Enquête sur l’attentat du London Bridge : les familles des victimes françaises entendues

Deux ans après l’attentat islamiste qui a tué huit personnes dont trois Français, l’enquête britannique cherche à établir les responsabilités. Les familles des victimes ont témoigné à Londres.

 Le 3 juin 2017, trois terroristes ont tué huit personnes et blessé 48 autres.
Le 3 juin 2017, trois terroristes ont tué huit personnes et blessé 48 autres. LP/Yann Foreix

    L'objectif est de faire toute la lumière sur les faits, répondre à toutes les questions des familles. L'enquête consacrée à l'attentat du 3 juin 2017 sur le London Bridge se déroule au tribunal de l'Old Bailey dans la capitale britannique pour deux mois. Le juge Mark Lurcraft entend des dizaines de proches des victimes, de témoins, de personnels soignants ou encore de policiers. De quoi reconstituer en détail ce qui s'est passé ce soir de juin, en une dizaine de minutes.

    Peu après 22 heures, une camionnette blanche s'engage sur le pont vers la rive Sud de la Tamise. Le véhicule monte à plusieurs reprises sur le trottoir et percute des piétons, tuant deux personnes dont un Français, Xavier Thomas. Il vient ensuite s'écraser près du Borough Market et trois hommes en descendent, sanglés dans de fausses ceintures d'explosifs, armés d'un couteau scotché à leur main.

    Khuram Butt, Rachid Redouane et Youssef Zaghba poignardent à tout-va et tuent, entre autres, les jeunes Français Alexandre Pigeard et Sébastien Bélanger. Bilan : 8 morts et 48 blessés, en moins de dix minutes, avant que les policiers ne fassent feu et ne tuent les attaquants.

    Encerclé par les trois terroristes

    Xavier Thomas, première victime française, avait 45 ans. Il passait le week-end à Londres avec sa compagne Christine Delcros. Selon l'enquête, ce salarié d'American Express était au téléphone avec son fils quand la camionnette l'a percuté et projeté dans la Tamise. Sa compagne également percutée témoigne au Old Bailey : « Je me suis dit : voilà comment on meurt », raconte en larmes Christine Delcros toute de noir vêtue.

    Sébastien Bélanger, 36 ans, chef au restaurant le Coq d'Argent, s'est retrouvé selon l'enquête encerclé par les trois terroristes. « Il s'est vaillamment défendu », relate le juge. Alexandre Pigeard, 26 ans, lui, servait au bar le Boro Bistro. Le soir de l'attentat, il monte les marches pour voir ce qui se passe. Poignardé une première fois, il parvient à s'enfuir. Mais il s'évanouit, et il est à nouveau attaqué.
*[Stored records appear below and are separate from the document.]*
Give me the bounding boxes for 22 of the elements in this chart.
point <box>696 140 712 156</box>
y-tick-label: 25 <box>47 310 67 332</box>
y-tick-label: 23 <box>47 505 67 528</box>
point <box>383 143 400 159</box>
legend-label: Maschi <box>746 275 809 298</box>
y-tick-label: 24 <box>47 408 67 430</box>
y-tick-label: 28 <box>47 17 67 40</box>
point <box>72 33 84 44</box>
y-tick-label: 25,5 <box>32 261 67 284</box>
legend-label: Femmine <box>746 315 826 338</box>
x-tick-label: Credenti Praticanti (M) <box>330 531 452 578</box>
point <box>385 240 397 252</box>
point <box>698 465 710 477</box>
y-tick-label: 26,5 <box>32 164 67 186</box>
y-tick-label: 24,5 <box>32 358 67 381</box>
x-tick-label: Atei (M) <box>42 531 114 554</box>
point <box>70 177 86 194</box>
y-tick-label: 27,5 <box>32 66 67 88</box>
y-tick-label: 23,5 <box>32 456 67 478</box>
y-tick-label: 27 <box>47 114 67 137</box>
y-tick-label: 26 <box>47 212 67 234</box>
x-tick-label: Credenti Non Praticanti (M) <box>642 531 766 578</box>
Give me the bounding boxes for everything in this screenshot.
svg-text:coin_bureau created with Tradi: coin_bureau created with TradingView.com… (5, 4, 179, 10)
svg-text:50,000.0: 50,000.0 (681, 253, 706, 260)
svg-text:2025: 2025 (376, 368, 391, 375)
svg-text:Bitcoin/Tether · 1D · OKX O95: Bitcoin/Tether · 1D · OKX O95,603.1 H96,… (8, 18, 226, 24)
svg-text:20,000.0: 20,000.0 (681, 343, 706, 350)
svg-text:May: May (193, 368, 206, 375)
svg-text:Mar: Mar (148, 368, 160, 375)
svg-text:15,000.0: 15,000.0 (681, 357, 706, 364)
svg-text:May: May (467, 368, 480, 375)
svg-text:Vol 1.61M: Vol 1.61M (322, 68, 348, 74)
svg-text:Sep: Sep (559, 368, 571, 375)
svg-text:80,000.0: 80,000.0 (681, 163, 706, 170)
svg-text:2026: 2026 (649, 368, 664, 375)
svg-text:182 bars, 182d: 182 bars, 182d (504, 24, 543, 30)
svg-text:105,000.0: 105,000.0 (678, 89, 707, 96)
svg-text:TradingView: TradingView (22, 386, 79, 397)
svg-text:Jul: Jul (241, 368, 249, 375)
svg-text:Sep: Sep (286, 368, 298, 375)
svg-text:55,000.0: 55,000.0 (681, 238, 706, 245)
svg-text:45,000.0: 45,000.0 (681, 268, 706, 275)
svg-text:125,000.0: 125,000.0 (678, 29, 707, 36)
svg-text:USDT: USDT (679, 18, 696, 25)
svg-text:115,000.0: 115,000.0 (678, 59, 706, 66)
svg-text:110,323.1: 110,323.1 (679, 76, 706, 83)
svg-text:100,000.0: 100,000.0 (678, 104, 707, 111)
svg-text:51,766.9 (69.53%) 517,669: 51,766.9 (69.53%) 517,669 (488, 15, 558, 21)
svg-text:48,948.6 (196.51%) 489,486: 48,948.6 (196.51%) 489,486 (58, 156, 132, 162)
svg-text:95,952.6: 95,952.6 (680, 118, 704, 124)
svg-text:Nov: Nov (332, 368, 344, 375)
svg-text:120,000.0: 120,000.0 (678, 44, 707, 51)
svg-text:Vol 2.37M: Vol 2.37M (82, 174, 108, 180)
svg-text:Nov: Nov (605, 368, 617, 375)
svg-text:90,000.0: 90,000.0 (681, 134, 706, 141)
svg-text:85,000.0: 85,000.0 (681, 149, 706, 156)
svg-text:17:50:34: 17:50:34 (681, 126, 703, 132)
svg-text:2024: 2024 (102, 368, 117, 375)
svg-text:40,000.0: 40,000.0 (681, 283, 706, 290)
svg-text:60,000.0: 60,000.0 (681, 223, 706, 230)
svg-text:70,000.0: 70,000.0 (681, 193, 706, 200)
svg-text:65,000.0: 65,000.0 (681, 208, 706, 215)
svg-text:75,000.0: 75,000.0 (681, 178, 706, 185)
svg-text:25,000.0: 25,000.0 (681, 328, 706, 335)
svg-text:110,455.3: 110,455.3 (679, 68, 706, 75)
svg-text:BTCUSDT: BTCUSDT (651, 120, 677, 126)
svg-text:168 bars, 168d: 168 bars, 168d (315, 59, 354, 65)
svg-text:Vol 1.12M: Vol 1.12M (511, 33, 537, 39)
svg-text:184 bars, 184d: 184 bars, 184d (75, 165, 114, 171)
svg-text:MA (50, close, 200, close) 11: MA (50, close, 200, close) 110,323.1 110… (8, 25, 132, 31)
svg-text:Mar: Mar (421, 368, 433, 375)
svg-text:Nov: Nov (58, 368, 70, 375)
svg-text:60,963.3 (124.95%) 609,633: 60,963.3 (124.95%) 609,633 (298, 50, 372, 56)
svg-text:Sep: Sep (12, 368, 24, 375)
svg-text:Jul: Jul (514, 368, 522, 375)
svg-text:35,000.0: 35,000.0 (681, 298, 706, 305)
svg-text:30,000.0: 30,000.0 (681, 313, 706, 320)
    « Pourquoi des jeunes hommes du même âge que lui trouvent-ils plus sensé de le tuer aveuglément, plutôt que de partager sa vie, ses expériences ? s'interroge à la barre Philippe Pigeard, père d'Alexandre. Nous devons tous réfléchir là-dessus. »

    L'attentat aurait-il pu être évité ?

    « C'est important de reconnaître que beaucoup de vies ont été sauvées, par la réponse rapide des passants et par les services de secours », estime le juge en charge de l'enquête. Mais l'enquête pointe des dysfonctionnements sans lesquels plusieurs vies auraient pu être épargnées. Le temps mis à lancer les recherches approfondies dans la Tamise pour retrouver Xavier Thomas pose question : plus de 18 minutes.

    La réponse des secours elle aussi, soulève des interrogations. L'état de Sébastien Bélanger et Alexandre Pigeard, tous blessés gravement, n'a semble-t-il pas été communiqué aux soignants. Sébastien Bélanger, au moins, aurait pu être sauvé : « Un drain thoracique ou une transfusion sanguine auraient augmenté ses chances », témoigne au tribunal l'expert Benjamin Swift.

    Reste une question : l'attentat aurait-il pu être évité ? « Il y a eu abondance d'opportunités pour se rendre compte que les extrémistes du London Bridge préparaient une attaque », estime à la barre Gareth Patterson, avocat de plusieurs familles de victimes. Les trois attaquants s'étaient rencontrés « encore et encore pendant des mois », affirme l'avocat. La famille de Khuram Butt avait même signalé sa radicalisation à la police 18 mois avant l'attentat. L'enquête en dira plus d'ici la mi-juillet.